I am torn between being a responsible disciple and citizen – staying abreast of current events and looking deeply into their meaning and the powers and principalities behind them – and living in the joy to which we are called.
I don’t know what to do either. I do know that you are one of God’s very precious children with a love of music and the arts. Listen to LOTS of music and spend time with beauty to off-set the ugliness.
– Steve Shoemaker, Urbana, IL, May 18, 2013
“Lord, make me half the man my dog thinks I am.”
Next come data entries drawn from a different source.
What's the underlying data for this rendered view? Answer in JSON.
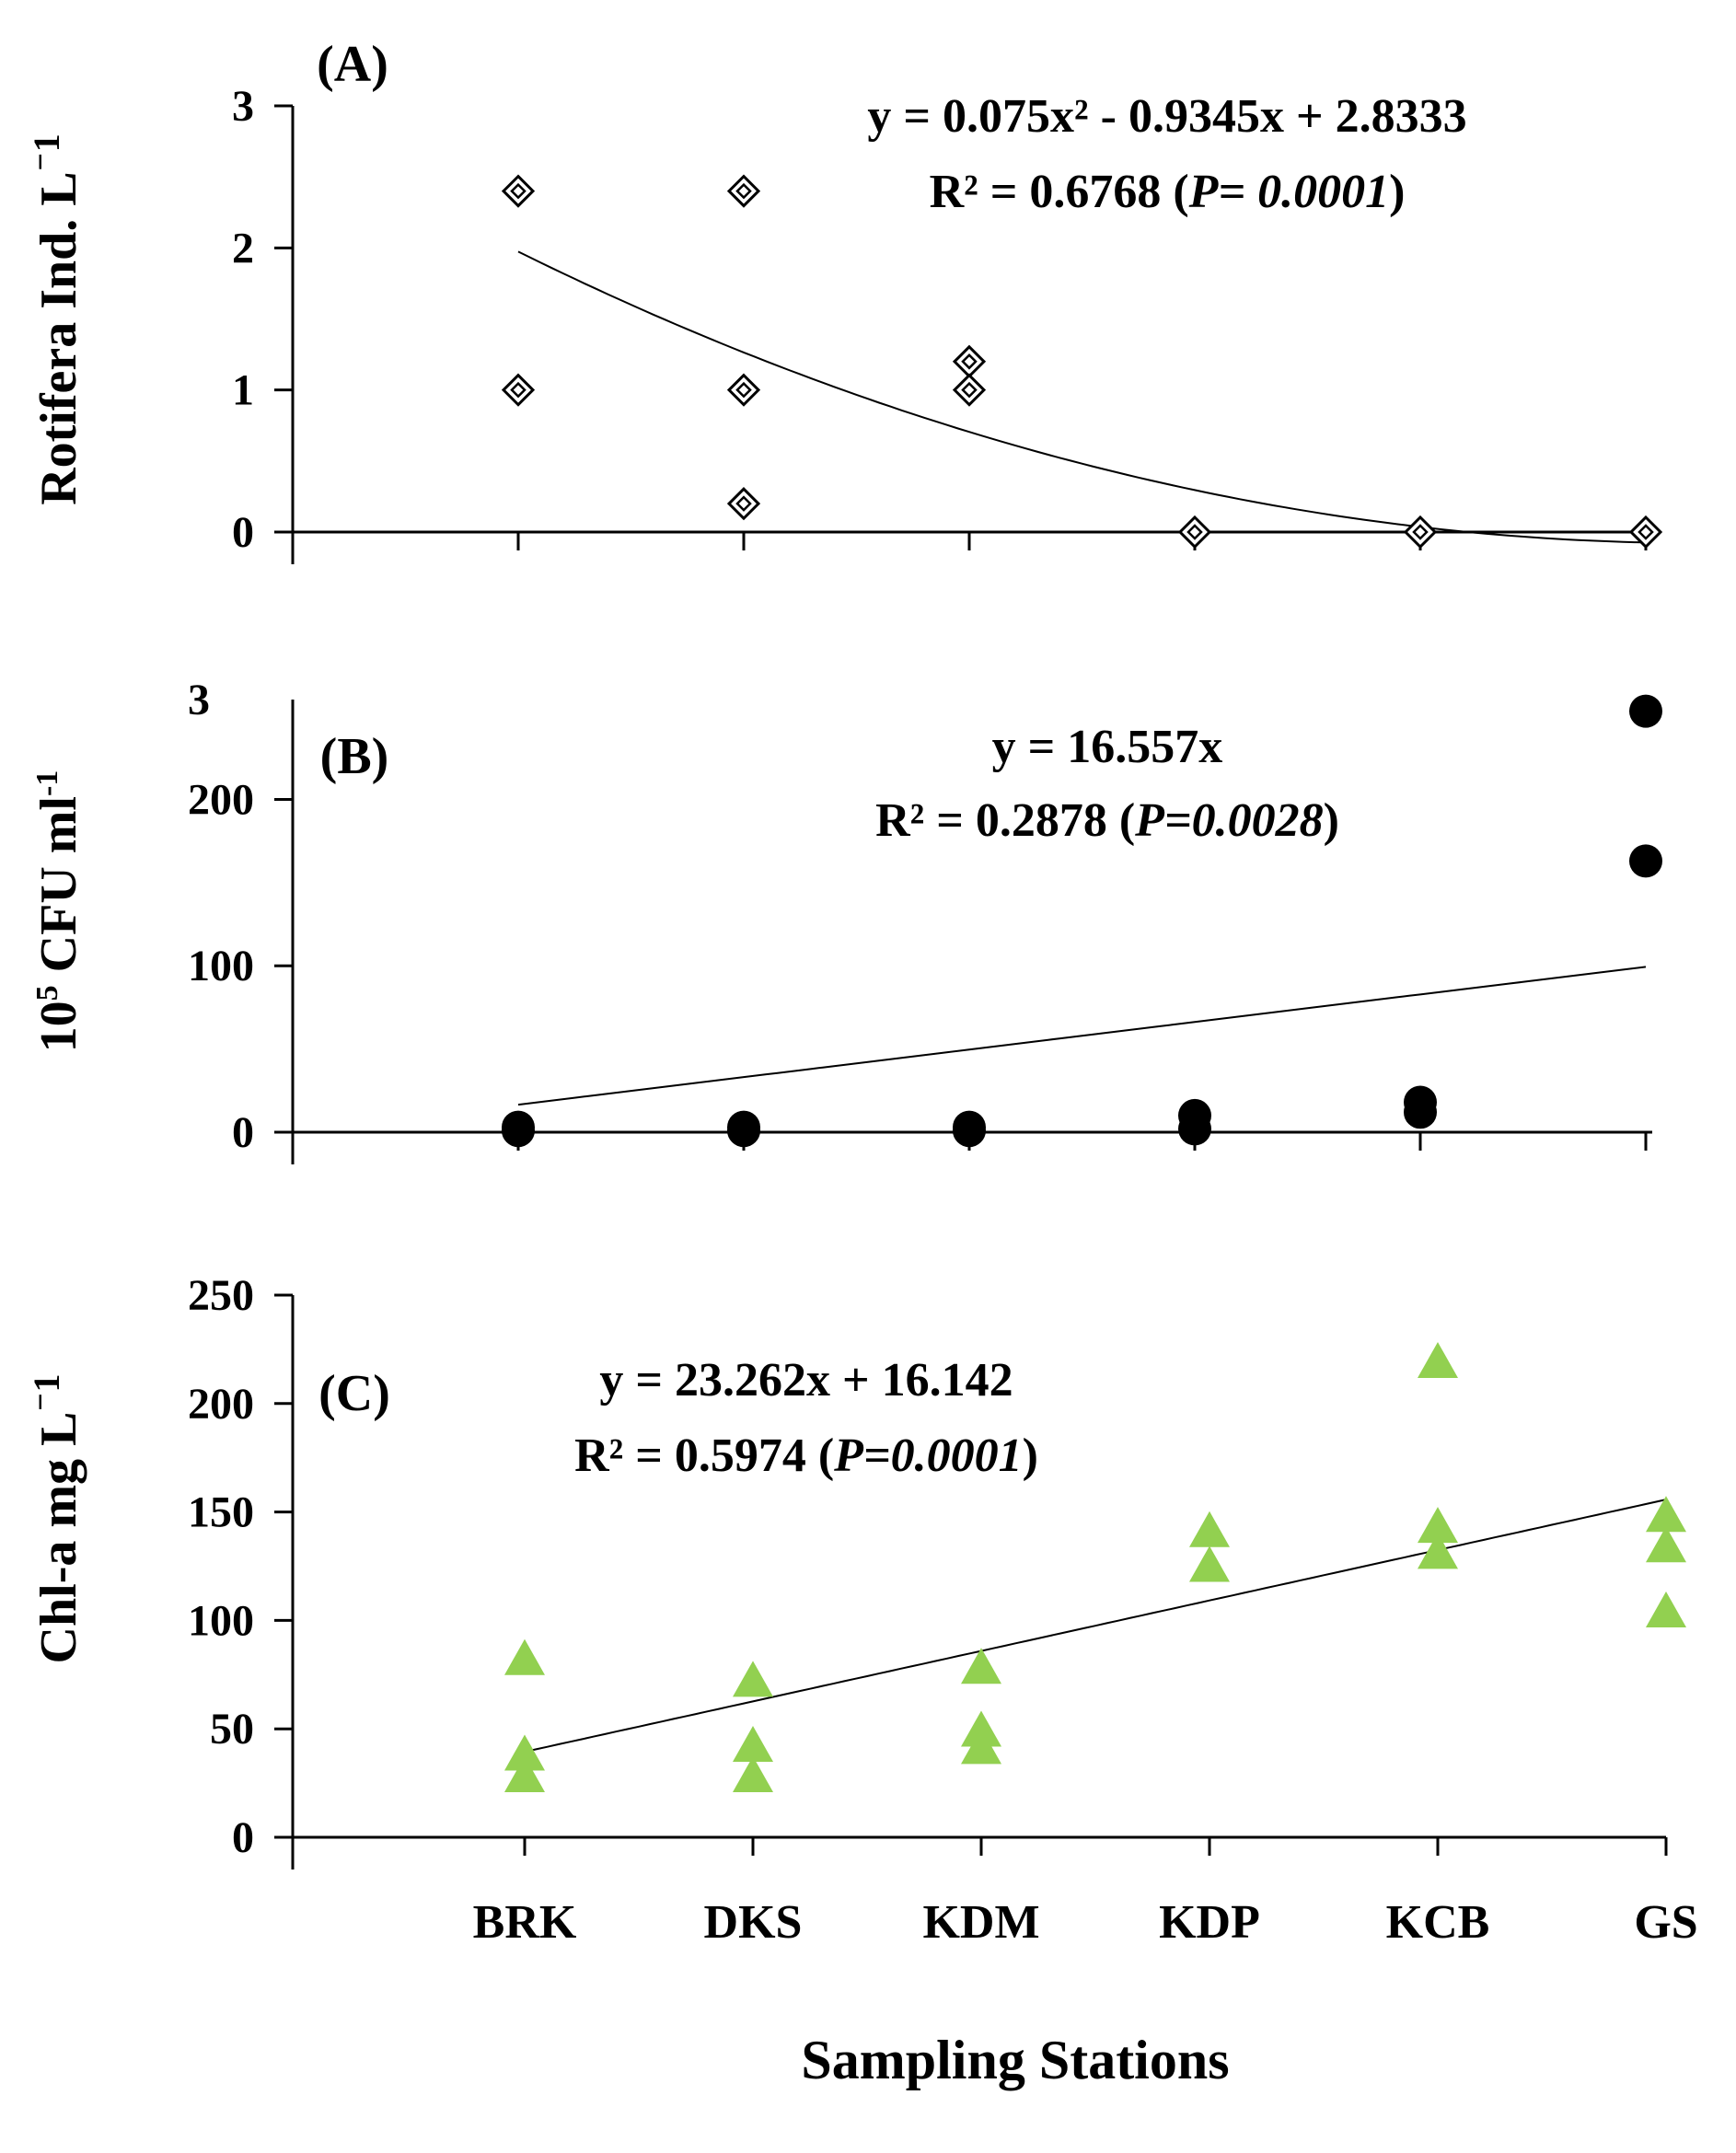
{
  "chart_data": [
    {
      "type": "scatter",
      "panel_label": "(A)",
      "ylabel": "Rotifera Ind. L",
      "ylabel_sup": "⁻1",
      "ylabel_display": "Rotifera Ind. L⁻1",
      "ylim": [
        0,
        3
      ],
      "yticks": [
        0,
        1,
        2,
        3
      ],
      "marker": "open-diamond",
      "marker_color": "#000000",
      "equation": "y = 0.075x² - 0.9345x + 2.8333",
      "r2_prefix": "R² = 0.6768 (",
      "p_symbol": "P",
      "p_value": "= 0.0001",
      "r2_suffix": ")",
      "trendline": {
        "kind": "polynomial",
        "a": 0.075,
        "b": -0.9345,
        "c": 2.8333
      },
      "points": [
        {
          "x": 1,
          "y": 2.4
        },
        {
          "x": 1,
          "y": 1.0
        },
        {
          "x": 2,
          "y": 2.4
        },
        {
          "x": 2,
          "y": 1.0
        },
        {
          "x": 2,
          "y": 0.2
        },
        {
          "x": 3,
          "y": 1.2
        },
        {
          "x": 3,
          "y": 1.0
        },
        {
          "x": 4,
          "y": 0.0
        },
        {
          "x": 5,
          "y": 0.0
        },
        {
          "x": 6,
          "y": 0.0
        }
      ]
    },
    {
      "type": "scatter",
      "panel_label": "(B)",
      "ylabel_base": "10",
      "ylabel_sup": "5",
      "ylabel_rest": " CFU ml",
      "ylabel_sup2": "-1",
      "ylabel_display": "10⁵ CFU ml⁻1",
      "ylim": [
        0,
        260
      ],
      "yticks": [
        0,
        100,
        200
      ],
      "top_label": "3",
      "marker": "filled-circle",
      "marker_color": "#000000",
      "equation": "y = 16.557x",
      "r2_prefix": "R² = 0.2878 (",
      "p_symbol": "P",
      "p_value": "=0.0028",
      "r2_suffix": ")",
      "trendline": {
        "kind": "linear",
        "slope": 16.557,
        "intercept": 0
      },
      "points": [
        {
          "x": 1,
          "y": 1
        },
        {
          "x": 1,
          "y": 3
        },
        {
          "x": 2,
          "y": 1
        },
        {
          "x": 2,
          "y": 3
        },
        {
          "x": 3,
          "y": 1
        },
        {
          "x": 3,
          "y": 3
        },
        {
          "x": 4,
          "y": 2
        },
        {
          "x": 4,
          "y": 10
        },
        {
          "x": 5,
          "y": 12
        },
        {
          "x": 5,
          "y": 18
        },
        {
          "x": 6,
          "y": 163
        },
        {
          "x": 6,
          "y": 253
        }
      ]
    },
    {
      "type": "scatter",
      "panel_label": "(C)",
      "ylabel": "Chl-a mg L",
      "ylabel_sup": "⁻1",
      "ylabel_display": "Chl-a mg L⁻1",
      "ylim": [
        0,
        250
      ],
      "yticks": [
        0,
        50,
        100,
        150,
        200,
        250
      ],
      "marker": "filled-triangle",
      "marker_color": "#92D050",
      "equation": "y = 23.262x + 16.142",
      "r2_prefix": "R² = 0.5974 (",
      "p_symbol": "P",
      "p_value": "=0.0001",
      "r2_suffix": ")",
      "trendline": {
        "kind": "linear",
        "slope": 23.262,
        "intercept": 16.142
      },
      "points": [
        {
          "x": 1,
          "y": 82
        },
        {
          "x": 1,
          "y": 38
        },
        {
          "x": 1,
          "y": 28
        },
        {
          "x": 2,
          "y": 72
        },
        {
          "x": 2,
          "y": 42
        },
        {
          "x": 2,
          "y": 28
        },
        {
          "x": 3,
          "y": 78
        },
        {
          "x": 3,
          "y": 49
        },
        {
          "x": 3,
          "y": 41
        },
        {
          "x": 4,
          "y": 141
        },
        {
          "x": 4,
          "y": 125
        },
        {
          "x": 5,
          "y": 219
        },
        {
          "x": 5,
          "y": 143
        },
        {
          "x": 5,
          "y": 131
        },
        {
          "x": 6,
          "y": 148
        },
        {
          "x": 6,
          "y": 134
        },
        {
          "x": 6,
          "y": 104
        }
      ]
    }
  ],
  "categories": [
    "BRK",
    "DKS",
    "KDM",
    "KDP",
    "KCB",
    "GS"
  ],
  "xlabel": "Sampling Stations",
  "colors": {
    "axis": "#000000",
    "marker_green": "#92D050"
  }
}
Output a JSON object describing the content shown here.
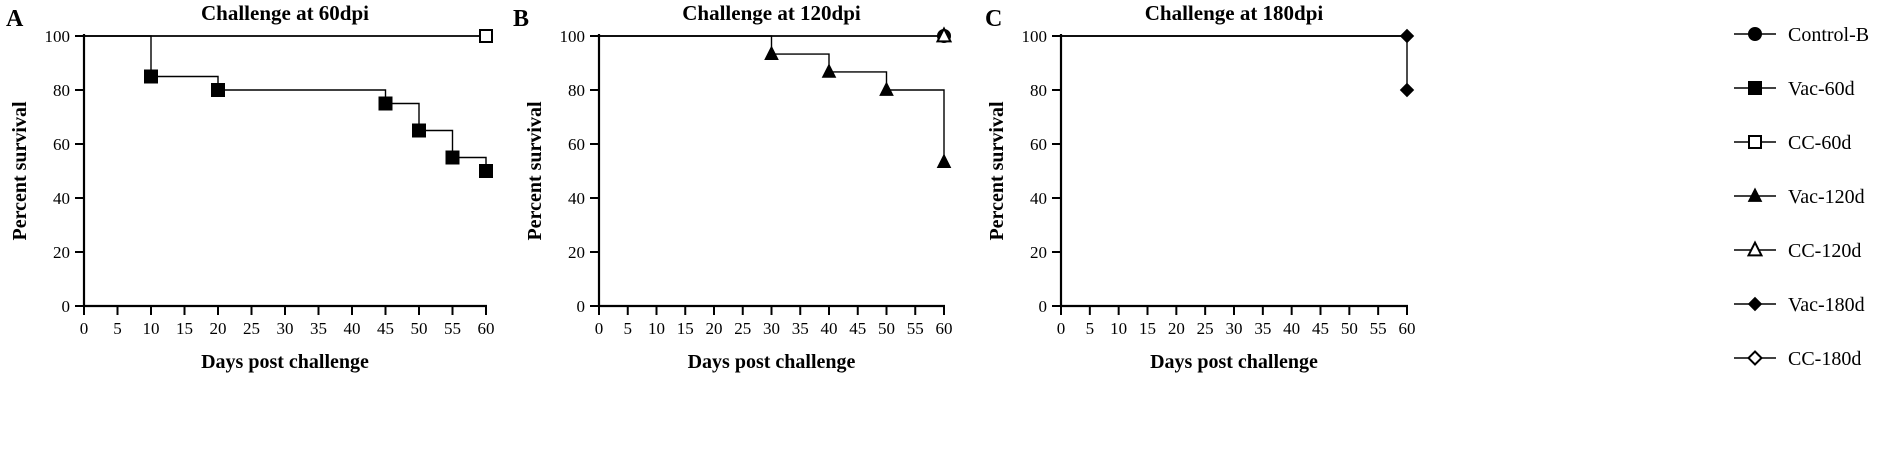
{
  "chart_data": [
    {
      "type": "line",
      "panel": "A",
      "title": "Challenge at 60dpi",
      "xlabel": "Days post challenge",
      "ylabel": "Percent survival",
      "xlim": [
        0,
        60
      ],
      "ylim": [
        0,
        100
      ],
      "xticks": [
        0,
        5,
        10,
        15,
        20,
        25,
        30,
        35,
        40,
        45,
        50,
        55,
        60
      ],
      "yticks": [
        0,
        20,
        40,
        60,
        80,
        100
      ],
      "step": true,
      "series": [
        {
          "name": "Control-B",
          "marker": "circle-filled",
          "x": [
            0,
            60
          ],
          "y": [
            100,
            100
          ],
          "markers_x": [],
          "markers_y": []
        },
        {
          "name": "Vac-60d",
          "marker": "square-filled",
          "x": [
            0,
            10,
            20,
            45,
            50,
            55,
            60
          ],
          "y": [
            100,
            85,
            80,
            75,
            65,
            55,
            50
          ],
          "markers_x": [
            10,
            20,
            45,
            50,
            55,
            60
          ],
          "markers_y": [
            85,
            80,
            75,
            65,
            55,
            50
          ]
        },
        {
          "name": "CC-60d",
          "marker": "square-open",
          "x": [
            0,
            60
          ],
          "y": [
            100,
            100
          ],
          "markers_x": [
            60
          ],
          "markers_y": [
            100
          ]
        }
      ]
    },
    {
      "type": "line",
      "panel": "B",
      "title": "Challenge at 120dpi",
      "xlabel": "Days post challenge",
      "ylabel": "Percent survival",
      "xlim": [
        0,
        60
      ],
      "ylim": [
        0,
        100
      ],
      "xticks": [
        0,
        5,
        10,
        15,
        20,
        25,
        30,
        35,
        40,
        45,
        50,
        55,
        60
      ],
      "yticks": [
        0,
        20,
        40,
        60,
        80,
        100
      ],
      "step": true,
      "series": [
        {
          "name": "Control-B",
          "marker": "circle-filled",
          "x": [
            0,
            60
          ],
          "y": [
            100,
            100
          ],
          "markers_x": [
            60
          ],
          "markers_y": [
            100
          ]
        },
        {
          "name": "Vac-120d",
          "marker": "triangle-filled",
          "x": [
            0,
            30,
            40,
            50,
            60
          ],
          "y": [
            100,
            93.3,
            86.7,
            80,
            53.3
          ],
          "markers_x": [
            30,
            40,
            50,
            60
          ],
          "markers_y": [
            93.3,
            86.7,
            80,
            53.3
          ]
        },
        {
          "name": "CC-120d",
          "marker": "triangle-open",
          "x": [
            0,
            60
          ],
          "y": [
            100,
            100
          ],
          "markers_x": [
            60
          ],
          "markers_y": [
            100
          ]
        }
      ]
    },
    {
      "type": "line",
      "panel": "C",
      "title": "Challenge at 180dpi",
      "xlabel": "Days post challenge",
      "ylabel": "Percent survival",
      "xlim": [
        0,
        60
      ],
      "ylim": [
        0,
        100
      ],
      "xticks": [
        0,
        5,
        10,
        15,
        20,
        25,
        30,
        35,
        40,
        45,
        50,
        55,
        60
      ],
      "yticks": [
        0,
        20,
        40,
        60,
        80,
        100
      ],
      "step": true,
      "series": [
        {
          "name": "Control-B",
          "marker": "circle-filled",
          "x": [
            0,
            60
          ],
          "y": [
            100,
            100
          ],
          "markers_x": [],
          "markers_y": []
        },
        {
          "name": "Vac-180d",
          "marker": "diamond-filled",
          "x": [
            0,
            60,
            60
          ],
          "y": [
            100,
            100,
            80
          ],
          "markers_x": [
            60,
            60
          ],
          "markers_y": [
            100,
            80
          ]
        },
        {
          "name": "CC-180d",
          "marker": "diamond-open",
          "x": [
            0,
            60
          ],
          "y": [
            100,
            100
          ],
          "markers_x": [],
          "markers_y": []
        }
      ]
    }
  ],
  "legend": {
    "placement": "right",
    "entries": [
      {
        "label": "Control-B",
        "marker": "circle-filled"
      },
      {
        "label": "Vac-60d",
        "marker": "square-filled"
      },
      {
        "label": "CC-60d",
        "marker": "square-open"
      },
      {
        "label": "Vac-120d",
        "marker": "triangle-filled"
      },
      {
        "label": "CC-120d",
        "marker": "triangle-open"
      },
      {
        "label": "Vac-180d",
        "marker": "diamond-filled"
      },
      {
        "label": "CC-180d",
        "marker": "diamond-open"
      }
    ]
  }
}
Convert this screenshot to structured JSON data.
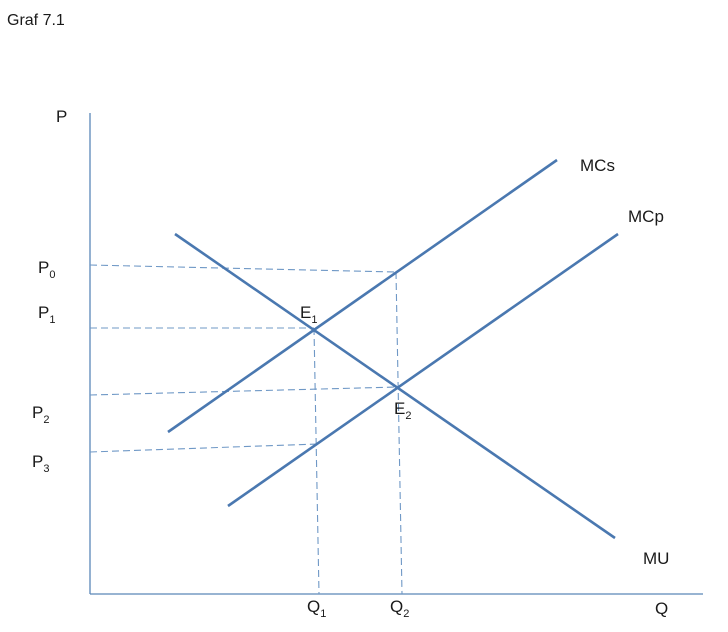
{
  "title": "Graf 7.1",
  "axes": {
    "y_label": "P",
    "x_label": "Q"
  },
  "curves": {
    "mcs": "MCs",
    "mcp": "MCp",
    "mu": "MU"
  },
  "price_labels": [
    {
      "base": "P",
      "sub": "0"
    },
    {
      "base": "P",
      "sub": "1"
    },
    {
      "base": "P",
      "sub": "2"
    },
    {
      "base": "P",
      "sub": "3"
    }
  ],
  "quantity_labels": [
    {
      "base": "Q",
      "sub": "1"
    },
    {
      "base": "Q",
      "sub": "2"
    }
  ],
  "equilibrium_labels": [
    {
      "base": "E",
      "sub": "1"
    },
    {
      "base": "E",
      "sub": "2"
    }
  ],
  "colors": {
    "curve": "#4a78b0",
    "axis": "#5b87b8",
    "guide": "#6f98c6",
    "text": "#1a1a1a"
  }
}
Ever dream of being lost? Or confused? Distraught? Inconsequential and dispensable? Join the club.
Scene 1
It’s my first Sunday back from a sabbatical. I am returning to the pulpit of the large church with the great music program. I love this church and am glad to be home.
Scene 2
It’s Sunday morning just before worship. I’m running VERY late. My robe is in the office up several flights of stairs but I can’t remember exactly where. It’s just “up”. The robed Choir – the best in the city – is coming down the stairs while I’m trying to go up the stairs to find my robe in the lost office. No one in the Choir acknowledges my presence. They are in a rush down to the Chapel.
Scene 3
I walk into the Chancel. The Chapel is fairly full. Attendance is good. I take my normal seat as their Pastor, prepare myself for the Call to Worship that will follow the Choir’s Choral Introit. Three Choir members dressed as animals crawl out onto the front of the Chancel and start to sing. I realize then that there is no Order of Worship. Instead there is a music program.
(The music program has always been a thing of controversy. A great blessing with the highest standards and exquisite classical musical taste, but it is also criticized for drawing attention to itself and demanding disproportionate financial resources from the church budget. I am a big supporter of the music program, but have also worked to maintain its rightful place in worship and within the broader life of the church.)
Scene 4
I am confused and annoyed that this appears to be a music program stuck into the hour of Morning Worship. This is NOT worship. The congregation and I have been blind-sided. It is not what anyone in the congregation expected. It is performance, not worship.
Two members of the congregation who love music but who care more about the integrity of worship get up and head for the doors.
More people – five or six at a time – are getting up and leaving. Disgust is emptying the place.
Scene 5
I am no longer in the Chancel. I am in the rear balcony pleading with those who are leaving.
“This is not worship! This is something else. I’m sorry. This has to stop!” But the few people who remain are heading for the exits.
Scene 6
The Director of Music is deeply distressed. He’s gone too far, and he knows it. Finally…he knows it. So do some of the members of the Choir. What to do? Call them together quickly right now…but newer members of the Choir whose faces and names I don’t recognize are heading down the stairs for the doors. They don’t like conflict and, I suppose, feel hurt and unappreciated, like their Director.
Scene 7
I realize that I had returned from sabbatical without giving the church office an Order for Worship in time to meet the deadline for printing. I am disappointed with myself and upset with the Director of Music. I’m feeling lost. Alone. Invisible. Clearly dispensable. My first day back from sabbatical there has been no welcome, no acknowledgement. I have lost all of the control that, over the years, has kept the Music Program, its Director, and its critics from killing each other in ecclesiastical warfare, and, from the looks of it, everyone and everything I have worked for is…lost.